По спине Эвертона пробежал холодок. В тайниках его души зашевелилось мерзкое подозрение, смутное и почти бесформенное. Он попытался избавиться от него, заставил себя улыбнуться и произнес беспечным голосом:
— Я бы ничуть не удивился. Никто не знает, на что способны телепатия и самовнушение. Если я могу чувствовать присутствие детей, порожденных воображением Моники, то почему ваша дочь, по всей видимости более восприимчивая и впечатлительная, чем я, не может их увидеть?
Преподобный Парслоу покачал головой.
— Вы и в самом деле так считаете? Такое объяснение не кажется вам надуманным?
— Нам кажется надуманным все, что мы не способны понять. Если бы тридцать лет назад кто-то заговорил о радио…
— Мистер Эвертон, вам известно, что когда-то в вашем доме была школа для девочек?
Эвертон вновь ощутил смутное беспокойство.
— Нет, не знал, — с безразличным видом ответил он.
— Там училась моя тетя, которую я никогда не видел. Вообще-то она там и умерла. Всего умерло семь девочек. Много лет назад здесь вспыхнула эпидемия дифтерии. Школу вскоре закрыли. Вы об этом знали, мистер Эвертон? Мою тетю звали Мэри Хьюит…
— Боже правый! — вскрикнул Эвертон. — Боже правый!

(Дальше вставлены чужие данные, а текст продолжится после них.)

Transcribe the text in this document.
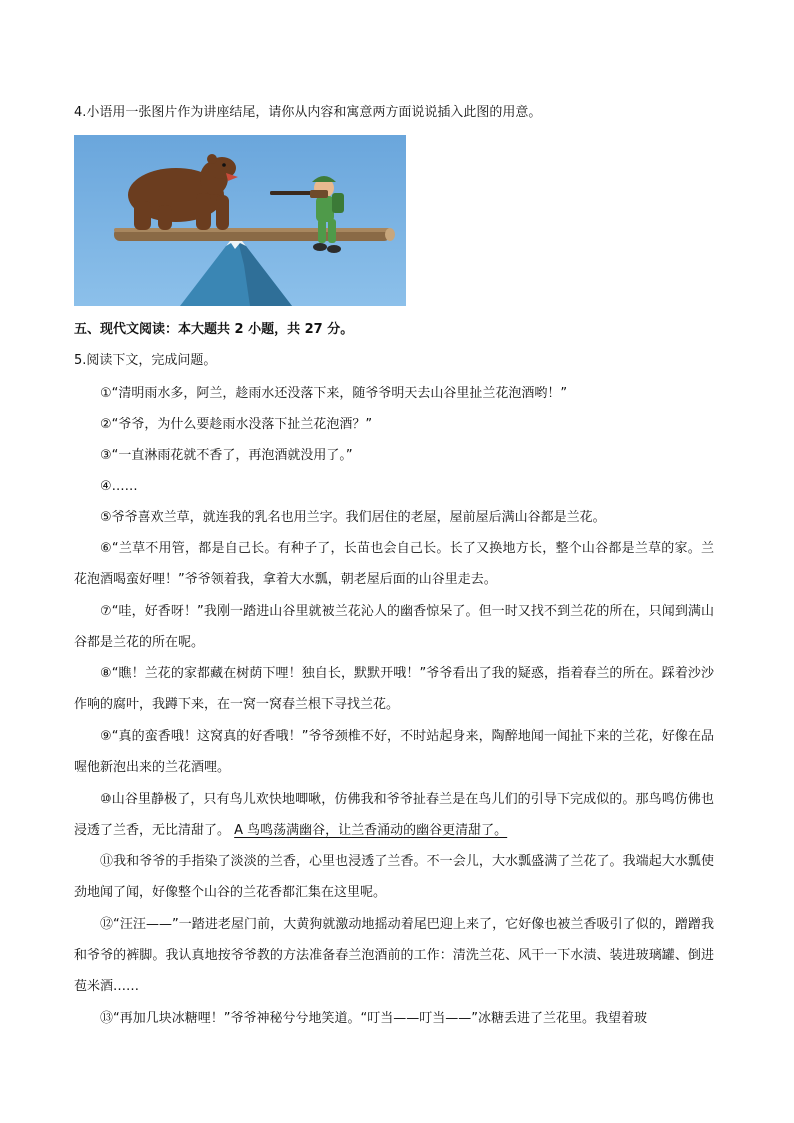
4.小语用一张图片作为讲座结尾，请你从内容和寓意两方面说说插入此图的用意。
五、现代文阅读：本大题共 2 小题，共 27 分。
5.阅读下文，完成问题。
①“清明雨水多，阿兰，趁雨水还没落下来，随爷爷明天去山谷里扯兰花泡酒哟！”
②“爷爷，为什么要趁雨水没落下扯兰花泡酒？”
③“一直淋雨花就不香了，再泡酒就没用了。”
④……
⑤爷爷喜欢兰草，就连我的乳名也用兰字。我们居住的老屋，屋前屋后满山谷都是兰花。

⑥“兰草不用管，都是自己长。有种子了，长苗也会自己长。长了又换地方长，整个山谷都是兰草的家。兰花泡酒喝蛮好哩！”爷爷领着我，拿着大水瓢，朝老屋后面的山谷里走去。

⑦“哇，好香呀！”我刚一踏进山谷里就被兰花沁人的幽香惊呆了。但一时又找不到兰花的所在，只闻到满山谷都是兰花的所在呢。

⑧“瞧！兰花的家都藏在树荫下哩！独自长，默默开哦！”爷爷看出了我的疑惑，指着春兰的所在。踩着沙沙作响的腐叶，我蹲下来，在一窝一窝春兰根下寻找兰花。

⑨“真的蛮香哦！这窝真的好香哦！”爷爷颈椎不好，不时站起身来，陶醉地闻一闻扯下来的兰花，好像在品喔他新泡出来的兰花酒哩。

⑩山谷里静极了，只有鸟儿欢快地唧啾，仿佛我和爷爷扯春兰是在鸟儿们的引导下完成似的。那鸟鸣仿佛也浸透了兰香，无比清甜了。 A 鸟鸣荡满幽谷，让兰香涌动的幽谷更清甜了。

⑪我和爷爷的手指染了淡淡的兰香，心里也浸透了兰香。不一会儿，大水瓢盛满了兰花了。我端起大水瓢使劲地闻了闻，好像整个山谷的兰花香都汇集在这里呢。

⑫“汪汪——”一踏进老屋门前，大黄狗就激动地摇动着尾巴迎上来了，它好像也被兰香吸引了似的，蹭蹭我和爷爷的裤脚。我认真地按爷爷教的方法准备春兰泡酒前的工作：清洗兰花、风干一下水渍、装进玻璃罐、倒进苞米酒……

⑬“再加几块冰糖哩！”爷爷神秘兮兮地笑道。“叮当——叮当——”冰糖丢进了兰花里。我望着玻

— Ага! — склонил голову Парслоу. — Теперь вы начинаете понимать?
У Эвертона внезапно закружилась голова.
— Это… одно из имен, которые называла мне Моника, — пробормотал он, проводя рукой по лицу. — Как она могла узнать?

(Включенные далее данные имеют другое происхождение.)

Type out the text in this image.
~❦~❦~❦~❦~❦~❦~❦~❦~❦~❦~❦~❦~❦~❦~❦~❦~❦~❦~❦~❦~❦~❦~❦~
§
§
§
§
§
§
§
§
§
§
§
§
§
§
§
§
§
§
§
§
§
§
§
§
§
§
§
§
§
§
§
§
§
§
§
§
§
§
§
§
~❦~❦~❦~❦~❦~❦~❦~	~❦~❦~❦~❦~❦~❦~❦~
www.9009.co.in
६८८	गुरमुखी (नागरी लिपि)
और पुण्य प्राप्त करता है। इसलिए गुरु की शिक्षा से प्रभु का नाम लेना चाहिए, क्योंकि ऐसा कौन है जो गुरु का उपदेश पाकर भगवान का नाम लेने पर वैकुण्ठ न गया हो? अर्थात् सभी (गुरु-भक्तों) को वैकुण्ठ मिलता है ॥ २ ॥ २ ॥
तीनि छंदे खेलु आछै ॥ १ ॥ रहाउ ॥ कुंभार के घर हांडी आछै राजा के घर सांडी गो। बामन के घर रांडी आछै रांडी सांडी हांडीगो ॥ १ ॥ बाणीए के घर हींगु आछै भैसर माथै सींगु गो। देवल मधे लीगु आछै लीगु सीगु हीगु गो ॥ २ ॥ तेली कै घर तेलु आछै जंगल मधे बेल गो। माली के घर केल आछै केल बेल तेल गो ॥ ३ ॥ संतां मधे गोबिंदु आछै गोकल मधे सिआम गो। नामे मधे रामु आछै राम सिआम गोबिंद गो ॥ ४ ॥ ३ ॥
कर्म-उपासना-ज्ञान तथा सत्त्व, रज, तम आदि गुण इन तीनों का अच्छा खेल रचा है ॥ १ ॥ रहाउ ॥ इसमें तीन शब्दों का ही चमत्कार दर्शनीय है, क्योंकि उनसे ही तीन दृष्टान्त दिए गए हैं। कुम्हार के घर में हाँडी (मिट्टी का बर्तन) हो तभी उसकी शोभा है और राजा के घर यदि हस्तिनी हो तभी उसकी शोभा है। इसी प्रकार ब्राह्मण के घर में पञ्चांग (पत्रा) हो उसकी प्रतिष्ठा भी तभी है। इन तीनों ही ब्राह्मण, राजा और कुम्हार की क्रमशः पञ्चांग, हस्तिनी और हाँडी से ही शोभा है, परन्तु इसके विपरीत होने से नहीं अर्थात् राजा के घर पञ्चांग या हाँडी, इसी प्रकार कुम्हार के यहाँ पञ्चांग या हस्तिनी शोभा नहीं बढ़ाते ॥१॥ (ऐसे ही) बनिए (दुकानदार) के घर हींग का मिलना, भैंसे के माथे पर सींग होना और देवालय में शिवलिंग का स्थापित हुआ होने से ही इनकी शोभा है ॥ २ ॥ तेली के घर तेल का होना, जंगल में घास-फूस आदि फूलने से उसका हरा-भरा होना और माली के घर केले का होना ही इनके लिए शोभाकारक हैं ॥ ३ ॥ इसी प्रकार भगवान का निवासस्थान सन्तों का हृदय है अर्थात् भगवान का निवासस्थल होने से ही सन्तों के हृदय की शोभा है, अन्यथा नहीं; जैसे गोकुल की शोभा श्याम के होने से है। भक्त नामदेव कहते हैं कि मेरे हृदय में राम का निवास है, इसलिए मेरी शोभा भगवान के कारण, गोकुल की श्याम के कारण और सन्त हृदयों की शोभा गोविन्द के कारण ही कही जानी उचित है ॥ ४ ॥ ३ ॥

— Действительно, как? Лучшей подругой Мэри Хьюит была Элси Пауэр. Они умерли одна за другой с интервалом в несколько часов.
— Это имя… я тоже слышал… от Моники… И другие… Как она могла узнать? Прошло ведь столько лет, наверно, даже местные жители их не помнят.
— Глэдис знала их имена. Но испугалась не только поэтому. Мне кажется, она скорее испытывала благоговейный трепет, нежели страх, потому что инстинктивно чувствовала, что девочки, которые пришли поиграть с маленькой Моникой, добрые, благословенные дети, хоть и не из этого мира.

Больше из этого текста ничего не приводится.